11 mois et une semaine après ses débuts sur Netflix, Daredevil est revenu pour une deuxième saison dans la droite lignée de la première. Mais est-ce réellement le cas?
Retrouvez l'analyse de la première saison ici.
On le sait aujourd'hui, mais avril 2015 a été un mois charnière pour Marvel, qui a tenté le pari d'adapter ses personnages via une nouvelle formule moins familiale sur la plateforme Netflix. Alors que le cinéma était devenu un véritable moyen d'assoir sa popularité auprès du grand public sans jamais faillir, Avengers Age of Ultron en sera la preuve le même mois, il faut reconnaître que Marvel devint de plus en plus entaché par son rachat Disneyen auprès d'une frange du public. Marvel Studios avait choisi une direction cinématographique riche en humour, acteurs charismatiques et scènes d'action qui plaisent aux rétines mais de plus en plus, certains spectateurs trouvaient ce schéma lassant et fade d'un point de vue artistique.

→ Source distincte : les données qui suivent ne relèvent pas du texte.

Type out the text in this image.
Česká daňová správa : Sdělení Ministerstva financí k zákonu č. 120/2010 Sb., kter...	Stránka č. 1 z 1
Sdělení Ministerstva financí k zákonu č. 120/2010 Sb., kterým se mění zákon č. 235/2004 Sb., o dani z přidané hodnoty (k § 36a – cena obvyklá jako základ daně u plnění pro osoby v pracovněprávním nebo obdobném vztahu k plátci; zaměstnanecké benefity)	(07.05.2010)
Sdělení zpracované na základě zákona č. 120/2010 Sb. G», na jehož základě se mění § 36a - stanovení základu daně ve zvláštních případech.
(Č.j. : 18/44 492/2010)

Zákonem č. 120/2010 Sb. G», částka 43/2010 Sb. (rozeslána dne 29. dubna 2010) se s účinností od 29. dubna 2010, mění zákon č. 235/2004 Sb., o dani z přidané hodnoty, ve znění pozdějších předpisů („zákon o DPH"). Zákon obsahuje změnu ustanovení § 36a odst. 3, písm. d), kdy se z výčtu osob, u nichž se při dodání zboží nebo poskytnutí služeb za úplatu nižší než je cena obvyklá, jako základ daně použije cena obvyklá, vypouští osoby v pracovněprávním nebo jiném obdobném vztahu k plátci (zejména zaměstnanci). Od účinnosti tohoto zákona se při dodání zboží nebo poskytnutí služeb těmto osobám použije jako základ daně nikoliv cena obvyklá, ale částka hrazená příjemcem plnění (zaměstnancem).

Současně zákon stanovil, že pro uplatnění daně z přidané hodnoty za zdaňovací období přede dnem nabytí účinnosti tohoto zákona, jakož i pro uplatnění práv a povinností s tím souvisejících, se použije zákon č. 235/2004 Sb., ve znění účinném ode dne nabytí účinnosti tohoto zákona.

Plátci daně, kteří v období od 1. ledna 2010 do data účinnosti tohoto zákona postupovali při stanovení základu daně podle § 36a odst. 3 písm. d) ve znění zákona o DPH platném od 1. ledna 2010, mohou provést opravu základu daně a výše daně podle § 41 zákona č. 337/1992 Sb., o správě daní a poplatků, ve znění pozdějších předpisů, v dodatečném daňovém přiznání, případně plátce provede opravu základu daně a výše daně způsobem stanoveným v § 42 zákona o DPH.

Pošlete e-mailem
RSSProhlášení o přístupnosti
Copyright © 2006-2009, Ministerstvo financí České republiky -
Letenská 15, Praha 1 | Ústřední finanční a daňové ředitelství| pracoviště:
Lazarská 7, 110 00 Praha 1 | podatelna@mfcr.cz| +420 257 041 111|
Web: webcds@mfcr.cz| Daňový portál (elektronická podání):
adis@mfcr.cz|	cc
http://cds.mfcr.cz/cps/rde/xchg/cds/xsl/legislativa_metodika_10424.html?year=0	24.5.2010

L'adaptation de certains héros Marvel en séries TV était donc du pain béni pour satisfaire ce public fatigué des films et convaincre toujours plus de personnes que les personnages de comics peuvent être dignes d'interêt. Vint donc Daredevil saison 1 et ses 13 épisodes diffusés en même temps dans plusieurs pays, avec ses mafias, ses combats violents, ses blessures nombreuses et ses méchants sans concessions. Il faut le reconnaître, avec cette série, une brèche a été ouverte concernant les adapatations super héroïques: meurtres, sang, thématiques adultes, tout cela est envisageable, d'autant plus que cela est bien réalisé. Le succès aidant, on met en avant le fameux plan associant Marvel et Netflix : 4 séries individuelles sur Daredevil, Jessica Jones, Luke Cage et Iron Fist qui mèneront à une série commune The Defenders. Les castings de Jessica Jones et Luke Cage arrivent rapidement, on nous promet ce côté sombre et violent pour Jessica Jones, et logiquement une saison 2 est rapidement annoncée pour Daredevil même si le plan de départ pour les séries Netflix semble maintenant modifiable en fonction des résultats.

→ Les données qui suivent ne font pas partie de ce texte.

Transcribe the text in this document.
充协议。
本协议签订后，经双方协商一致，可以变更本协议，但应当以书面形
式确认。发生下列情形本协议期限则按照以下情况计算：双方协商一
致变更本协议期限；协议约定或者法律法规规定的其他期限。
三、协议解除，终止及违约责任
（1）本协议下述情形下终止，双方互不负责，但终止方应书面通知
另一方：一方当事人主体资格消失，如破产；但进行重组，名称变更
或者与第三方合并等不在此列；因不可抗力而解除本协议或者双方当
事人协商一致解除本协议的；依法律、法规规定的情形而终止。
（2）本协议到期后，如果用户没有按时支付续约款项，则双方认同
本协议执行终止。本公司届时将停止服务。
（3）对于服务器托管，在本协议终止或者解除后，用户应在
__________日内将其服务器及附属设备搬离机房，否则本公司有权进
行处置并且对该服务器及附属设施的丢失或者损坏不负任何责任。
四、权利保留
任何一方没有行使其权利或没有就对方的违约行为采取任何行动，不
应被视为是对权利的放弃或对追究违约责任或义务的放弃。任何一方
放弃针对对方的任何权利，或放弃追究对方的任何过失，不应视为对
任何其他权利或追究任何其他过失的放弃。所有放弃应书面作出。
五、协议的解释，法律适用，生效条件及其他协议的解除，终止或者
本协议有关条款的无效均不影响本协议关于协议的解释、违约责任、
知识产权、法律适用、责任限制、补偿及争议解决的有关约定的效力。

Une nouvelle saison implique de nouveaux fils conducteurs proposés aux spectateurs, s'il ne s'agit pas de faire un sypnosis détaillé, il est important de comprendre ce qui a été proposé dans cette nouvelle production, d'analyser ses liens avec les premières saisons et les nouveautés qu'elle apporte pour Daredevil et Marvel en général.
L'histoire
Qu'on se le dise, la saison 1 de Daredevil avait marqué les esprits de par la présence d'un méchant intéressant, surprenant et torturé : Wilson Fisk. Si la fin de la saison laissait la possibilité d'une réaparition du personnage, il faut s'accorder sur le fait que son arc narratif était parfaitement conclu avec sa chute physique et morale effectuée dans un face à face final avec Daredevil.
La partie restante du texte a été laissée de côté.